Das Daumen drücken hat geholfen, wenn man so will, denn immerhin wurde der Außenseiter nicht besiegt. Es war sogar so — wie auch Gästetrainer Uli Forte nach der Partie einräumte –, dass der GC etwas mehr Grund hatte, mit dem Ergebnis zufrieden zu sein, da Lausanne auf mehr Torchancen kam. Man muss hier jedoch zugleich einräumen, dass es ein wichtiges Teamdetail gab, welches in der Vorschau nicht berücksichtigt wurde: der FC Lausanne muss ab sofort auf einen seiner wichtigsten Stammspieler verzichten. Rodrigo (32) ist aus familiären Gründen in sein Heimatland Brasilien zurückgekehrt und der Verein hat ihm keine Steine in den Weg gelegt.
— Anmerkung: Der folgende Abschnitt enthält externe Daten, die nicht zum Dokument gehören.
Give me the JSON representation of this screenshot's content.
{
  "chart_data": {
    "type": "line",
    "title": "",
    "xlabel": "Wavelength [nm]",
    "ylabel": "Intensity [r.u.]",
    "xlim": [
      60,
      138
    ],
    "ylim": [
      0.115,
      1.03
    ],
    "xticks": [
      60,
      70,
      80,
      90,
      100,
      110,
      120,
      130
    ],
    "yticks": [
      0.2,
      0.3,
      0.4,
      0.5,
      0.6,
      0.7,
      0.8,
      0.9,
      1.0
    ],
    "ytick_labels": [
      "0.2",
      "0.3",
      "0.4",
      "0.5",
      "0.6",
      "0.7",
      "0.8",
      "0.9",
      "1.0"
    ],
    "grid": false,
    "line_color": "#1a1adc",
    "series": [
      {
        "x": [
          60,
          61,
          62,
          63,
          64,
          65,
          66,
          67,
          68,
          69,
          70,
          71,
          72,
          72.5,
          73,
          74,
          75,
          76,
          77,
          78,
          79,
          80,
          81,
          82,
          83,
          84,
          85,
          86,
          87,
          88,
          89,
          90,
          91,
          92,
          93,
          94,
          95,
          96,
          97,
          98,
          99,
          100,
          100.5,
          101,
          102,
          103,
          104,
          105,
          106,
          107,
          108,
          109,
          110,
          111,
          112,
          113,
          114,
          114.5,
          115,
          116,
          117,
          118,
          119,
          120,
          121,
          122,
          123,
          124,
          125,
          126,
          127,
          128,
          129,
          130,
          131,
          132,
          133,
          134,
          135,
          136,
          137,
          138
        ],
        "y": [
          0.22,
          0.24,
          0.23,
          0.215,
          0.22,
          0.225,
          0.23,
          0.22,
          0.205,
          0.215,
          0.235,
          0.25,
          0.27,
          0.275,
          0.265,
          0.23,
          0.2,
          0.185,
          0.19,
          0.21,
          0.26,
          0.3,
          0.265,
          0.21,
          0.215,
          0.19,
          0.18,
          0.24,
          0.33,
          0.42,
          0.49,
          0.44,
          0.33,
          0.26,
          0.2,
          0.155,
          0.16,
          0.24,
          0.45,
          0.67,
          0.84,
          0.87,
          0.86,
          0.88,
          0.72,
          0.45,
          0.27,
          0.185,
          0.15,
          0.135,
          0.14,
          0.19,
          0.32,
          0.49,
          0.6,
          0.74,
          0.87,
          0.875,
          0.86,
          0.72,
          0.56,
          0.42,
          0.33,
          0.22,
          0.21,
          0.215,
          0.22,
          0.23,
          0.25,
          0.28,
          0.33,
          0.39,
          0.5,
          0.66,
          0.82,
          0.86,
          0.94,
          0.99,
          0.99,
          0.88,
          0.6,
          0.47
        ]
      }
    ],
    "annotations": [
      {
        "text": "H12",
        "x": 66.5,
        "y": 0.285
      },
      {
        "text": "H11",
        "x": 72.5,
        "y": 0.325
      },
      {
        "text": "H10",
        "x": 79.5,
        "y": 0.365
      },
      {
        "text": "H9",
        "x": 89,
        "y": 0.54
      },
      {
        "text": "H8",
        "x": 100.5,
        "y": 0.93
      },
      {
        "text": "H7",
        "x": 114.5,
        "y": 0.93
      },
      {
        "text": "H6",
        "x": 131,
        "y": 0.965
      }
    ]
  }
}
Lausanne dennoch gut, wie erwähnt sogar mit mehr Torchancen und der GC wird es in dieser Verfassung schwer haben, den FC Basel auf (bereits auf zwei Punkte geschwundene) Distanz zu halten. Natürlich sollte man dennoch nicht einen Punkt auswärts unbedingt schlecht reden. Die Drei-Punkte-Regel (die unsinnige Drei-Punkte-Regel) sorgt nur dafür, dass beiden Teams praktisch ein halber Punkt extra abgezogen wird. Und der sorgt dafür, dass man von Kommentatoren auch immer häufiger die Floskeln „ein Punkt, der keinem von beiden hilft“ oder, noch schlimmer, „der Punkt ist gefühlt wie eine Niederlage“ hört. Nachdenken aber scheint sich im Zusammenhang mit dem Begriff „Kommentator“ aber auszuschließen. Wobei hier noch viel mehr die FIFA gefragt wäre: hat man je über den Sinn nachgedacht? Hat man je eine Analyse vorher–nachher durchgeführt? Wo soll der Zugewinn gewesen sein? Weit und breit nicht zu entdecken — man selbst hat diese Analysen ja Berufs bedingt angestellt. Außer einem Haufen von Ungerechtigkeiten, sich niederschlagend in den intuitiven, natürlich dumm bleibenden, Reportersprüchen.